Tuesday, January 20, 2009

Day 4 - Farm Based Education II

Since today was "Obamaday" and the students were off school we were not able to teach the lesson we painstakingly prepared. In exchange we had the opportunity to watch the inaugural address live on streaming internet TV. We may be living in the rainforest in the Virgin Islands, but this is still technically America. Thank you for coming through for us hulu.com, CNN totally fell down on its duty.

I could get into my analysis of the speech, the messy and halting swearing-in ceremony, or other political babble, but that is not what I'm *here* to accomplish. Instead, I'd like to talk about our method of lesson planning that I didn't get into in the Day 3 write-up.

As a group we approached the task of planning a class to teach the following day with apprehension. Can I teach what I am only just learning? I am terrible with children and they can smell fear. As someone who attempted to teach kids before, I understand the process that I went through to haphazardly plan English Language classes with little or no training. I know how stressful it can be. Our instructor, Nate, began by tempering our irrational fears with the idea of the 50/50 rule, expect 50% of your planning to work and have back-ups and alternatives to cover the rest.

Nate began with the analysis of the natural cycle, and ancient way of relaying information as described by the directions, seasons, and the cycles of seeds and growth. When we started to understand each of the positions on the circle we could see the roles that each of us would fill in the lesson. We played a game that we decided to rework for the students and came back to plan our class.
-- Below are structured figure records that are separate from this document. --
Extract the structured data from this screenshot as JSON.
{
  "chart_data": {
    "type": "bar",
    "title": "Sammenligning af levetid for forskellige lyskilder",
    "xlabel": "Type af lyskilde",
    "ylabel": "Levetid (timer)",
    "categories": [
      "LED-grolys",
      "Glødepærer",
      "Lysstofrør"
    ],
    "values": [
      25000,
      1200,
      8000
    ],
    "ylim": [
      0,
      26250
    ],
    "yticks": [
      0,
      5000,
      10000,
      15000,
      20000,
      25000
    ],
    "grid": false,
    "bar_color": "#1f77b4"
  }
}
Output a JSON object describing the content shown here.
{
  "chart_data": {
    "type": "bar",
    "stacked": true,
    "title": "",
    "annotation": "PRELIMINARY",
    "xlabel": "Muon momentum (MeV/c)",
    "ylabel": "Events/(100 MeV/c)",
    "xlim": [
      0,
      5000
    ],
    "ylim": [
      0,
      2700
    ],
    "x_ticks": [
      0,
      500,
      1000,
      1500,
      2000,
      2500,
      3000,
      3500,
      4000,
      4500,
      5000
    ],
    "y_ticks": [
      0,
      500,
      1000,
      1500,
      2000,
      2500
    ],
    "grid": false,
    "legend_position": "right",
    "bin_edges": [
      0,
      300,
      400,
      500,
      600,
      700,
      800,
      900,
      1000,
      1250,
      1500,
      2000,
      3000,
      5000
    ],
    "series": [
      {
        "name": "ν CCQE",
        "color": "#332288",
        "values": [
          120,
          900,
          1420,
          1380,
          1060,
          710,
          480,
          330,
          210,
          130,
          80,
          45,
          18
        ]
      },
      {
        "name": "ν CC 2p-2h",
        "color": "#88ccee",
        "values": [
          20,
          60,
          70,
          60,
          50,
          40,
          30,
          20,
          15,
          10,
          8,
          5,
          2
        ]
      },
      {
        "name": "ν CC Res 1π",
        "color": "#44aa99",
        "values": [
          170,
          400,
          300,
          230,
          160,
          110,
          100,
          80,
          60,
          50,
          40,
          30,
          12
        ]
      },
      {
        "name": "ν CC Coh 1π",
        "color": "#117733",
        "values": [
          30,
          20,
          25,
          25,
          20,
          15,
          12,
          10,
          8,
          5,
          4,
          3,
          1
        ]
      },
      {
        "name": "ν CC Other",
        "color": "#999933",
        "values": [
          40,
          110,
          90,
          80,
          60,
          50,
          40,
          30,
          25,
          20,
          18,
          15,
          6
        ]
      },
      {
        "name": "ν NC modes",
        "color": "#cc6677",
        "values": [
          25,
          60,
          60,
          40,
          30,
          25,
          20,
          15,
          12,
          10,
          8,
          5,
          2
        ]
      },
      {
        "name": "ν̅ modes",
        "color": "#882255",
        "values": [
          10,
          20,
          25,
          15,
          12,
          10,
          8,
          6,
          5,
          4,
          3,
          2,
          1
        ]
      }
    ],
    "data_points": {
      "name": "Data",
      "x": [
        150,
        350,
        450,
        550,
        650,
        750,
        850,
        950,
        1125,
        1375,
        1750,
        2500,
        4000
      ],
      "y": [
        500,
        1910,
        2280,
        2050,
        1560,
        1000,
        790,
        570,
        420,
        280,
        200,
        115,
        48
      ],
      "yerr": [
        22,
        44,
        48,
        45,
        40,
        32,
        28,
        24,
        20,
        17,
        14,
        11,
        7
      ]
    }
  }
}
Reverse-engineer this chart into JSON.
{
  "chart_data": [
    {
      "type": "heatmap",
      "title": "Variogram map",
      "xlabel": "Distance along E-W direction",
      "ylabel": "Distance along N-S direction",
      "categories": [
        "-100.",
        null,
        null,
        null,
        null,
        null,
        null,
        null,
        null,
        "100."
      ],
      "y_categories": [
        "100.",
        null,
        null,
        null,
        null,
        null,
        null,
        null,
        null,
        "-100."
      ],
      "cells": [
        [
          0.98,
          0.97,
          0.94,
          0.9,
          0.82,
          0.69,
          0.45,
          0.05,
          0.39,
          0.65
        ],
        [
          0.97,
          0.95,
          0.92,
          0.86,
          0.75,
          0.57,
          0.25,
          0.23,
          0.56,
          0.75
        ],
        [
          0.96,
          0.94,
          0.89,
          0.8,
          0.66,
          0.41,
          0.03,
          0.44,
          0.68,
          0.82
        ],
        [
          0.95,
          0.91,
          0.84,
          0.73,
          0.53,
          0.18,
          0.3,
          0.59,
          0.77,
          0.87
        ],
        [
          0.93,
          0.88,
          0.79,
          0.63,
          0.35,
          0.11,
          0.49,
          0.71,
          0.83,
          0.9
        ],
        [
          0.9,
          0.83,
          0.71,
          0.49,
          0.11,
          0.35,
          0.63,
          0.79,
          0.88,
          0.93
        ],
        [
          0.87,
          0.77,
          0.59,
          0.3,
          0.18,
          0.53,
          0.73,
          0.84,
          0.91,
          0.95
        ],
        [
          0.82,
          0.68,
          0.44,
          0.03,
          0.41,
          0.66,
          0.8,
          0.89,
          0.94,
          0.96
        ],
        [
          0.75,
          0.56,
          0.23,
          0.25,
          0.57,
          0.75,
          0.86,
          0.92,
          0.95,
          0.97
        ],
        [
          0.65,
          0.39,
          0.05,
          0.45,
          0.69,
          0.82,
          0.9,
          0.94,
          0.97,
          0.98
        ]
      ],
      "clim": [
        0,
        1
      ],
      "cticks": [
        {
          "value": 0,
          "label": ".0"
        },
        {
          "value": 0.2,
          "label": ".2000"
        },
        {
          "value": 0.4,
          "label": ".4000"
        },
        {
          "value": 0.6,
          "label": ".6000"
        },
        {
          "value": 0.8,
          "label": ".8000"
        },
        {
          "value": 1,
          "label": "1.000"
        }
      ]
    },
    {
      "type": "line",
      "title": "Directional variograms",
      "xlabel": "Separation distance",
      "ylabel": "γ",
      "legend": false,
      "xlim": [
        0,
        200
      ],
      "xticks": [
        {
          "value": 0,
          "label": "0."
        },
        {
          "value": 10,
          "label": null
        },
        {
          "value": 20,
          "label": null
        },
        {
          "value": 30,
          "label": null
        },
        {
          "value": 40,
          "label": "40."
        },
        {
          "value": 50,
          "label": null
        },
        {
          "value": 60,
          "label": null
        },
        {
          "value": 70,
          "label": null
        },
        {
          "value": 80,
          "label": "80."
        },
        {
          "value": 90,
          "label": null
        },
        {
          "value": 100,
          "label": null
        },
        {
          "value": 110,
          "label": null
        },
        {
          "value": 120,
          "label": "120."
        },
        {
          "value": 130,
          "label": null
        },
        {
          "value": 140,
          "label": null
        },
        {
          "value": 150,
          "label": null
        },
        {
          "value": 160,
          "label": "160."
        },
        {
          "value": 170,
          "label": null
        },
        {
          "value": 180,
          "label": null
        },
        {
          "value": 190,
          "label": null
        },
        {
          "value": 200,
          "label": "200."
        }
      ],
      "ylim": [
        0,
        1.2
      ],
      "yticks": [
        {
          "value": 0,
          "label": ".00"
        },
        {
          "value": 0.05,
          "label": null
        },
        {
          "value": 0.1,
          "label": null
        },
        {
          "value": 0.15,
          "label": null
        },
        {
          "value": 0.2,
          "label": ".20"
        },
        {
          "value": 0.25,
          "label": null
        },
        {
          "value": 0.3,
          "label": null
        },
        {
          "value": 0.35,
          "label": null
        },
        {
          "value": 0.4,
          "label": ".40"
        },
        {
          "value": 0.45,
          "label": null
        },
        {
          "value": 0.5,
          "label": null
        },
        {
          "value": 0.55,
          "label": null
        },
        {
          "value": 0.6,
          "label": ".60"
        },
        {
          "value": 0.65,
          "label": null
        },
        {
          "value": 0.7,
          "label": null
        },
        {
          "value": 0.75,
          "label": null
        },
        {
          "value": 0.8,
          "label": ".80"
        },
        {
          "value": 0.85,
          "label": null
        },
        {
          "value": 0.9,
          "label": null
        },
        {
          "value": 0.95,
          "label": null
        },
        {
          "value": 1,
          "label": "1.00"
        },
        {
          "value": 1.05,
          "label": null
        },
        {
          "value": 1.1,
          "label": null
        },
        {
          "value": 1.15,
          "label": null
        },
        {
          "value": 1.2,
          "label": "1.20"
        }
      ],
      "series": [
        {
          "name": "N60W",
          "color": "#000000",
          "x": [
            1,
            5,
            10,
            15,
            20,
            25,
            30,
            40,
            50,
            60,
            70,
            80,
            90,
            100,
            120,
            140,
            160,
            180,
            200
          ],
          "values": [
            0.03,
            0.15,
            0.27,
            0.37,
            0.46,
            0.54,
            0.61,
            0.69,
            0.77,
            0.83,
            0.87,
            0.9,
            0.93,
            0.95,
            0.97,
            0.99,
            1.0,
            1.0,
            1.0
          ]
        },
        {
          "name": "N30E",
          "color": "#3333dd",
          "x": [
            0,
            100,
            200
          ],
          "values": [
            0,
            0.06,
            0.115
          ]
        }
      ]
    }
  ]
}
It was amazing the transformation that the group underwent through this activity. We returned to the planning area and each had clear ideas and impressions about how best to relay the information to the kids. The run-through wasn't perfect, but armed with the proper tools I think we can handle a group of 8-12 year-olds.


  1. You'll be fine with the kids... scary lil buggers but nothing in comparison to stressed out late nights hating the blaring news in your face... I find it oddly appropriate that you used the same template as the one I used for my food blog. I'm still figuring out a good weekend to come visit. I am sick of winter!

  2. a) the plate of food looks delicious and i like the before and after.
    b) are these kids from a local school you're supposed to teach?
    c) all i can think of is what you're doing, how you're approaching the subject is SO different from what you had been doing in DC; what I am doing in DC right now. it's cool just get to step the f. back and work with a different paradigm....

  3. so jealous about that plate. NOM!

  4. To respond to Anka, the students from local schools come up for a program we call Natural Mentors. It's an opportunity for kids to interact with and get an appreciation for nature. Also, the goal is to empower them with skills and self-confidence that they can then take into their community.

    Fenster, OMG the food here is amazing. Every day we have a gigantic bowl of fresh salad greens picked about 30 minutes before we sit down to eat. In season we have growing now: awesome tomatoes, okra, eggplant, pumpkins, soursop (fruit), Carambola (starfruit), sour oranges, and various other veggies and fresh herbs. Chef Keith takes care of us for the innovative and phenomenal local slow-foods meals every day. I'll write more about it when we get to our section on slow foods.

    Yesterday for dinner we had local grass-fed beef that had been stewed from before breakfast. Mm.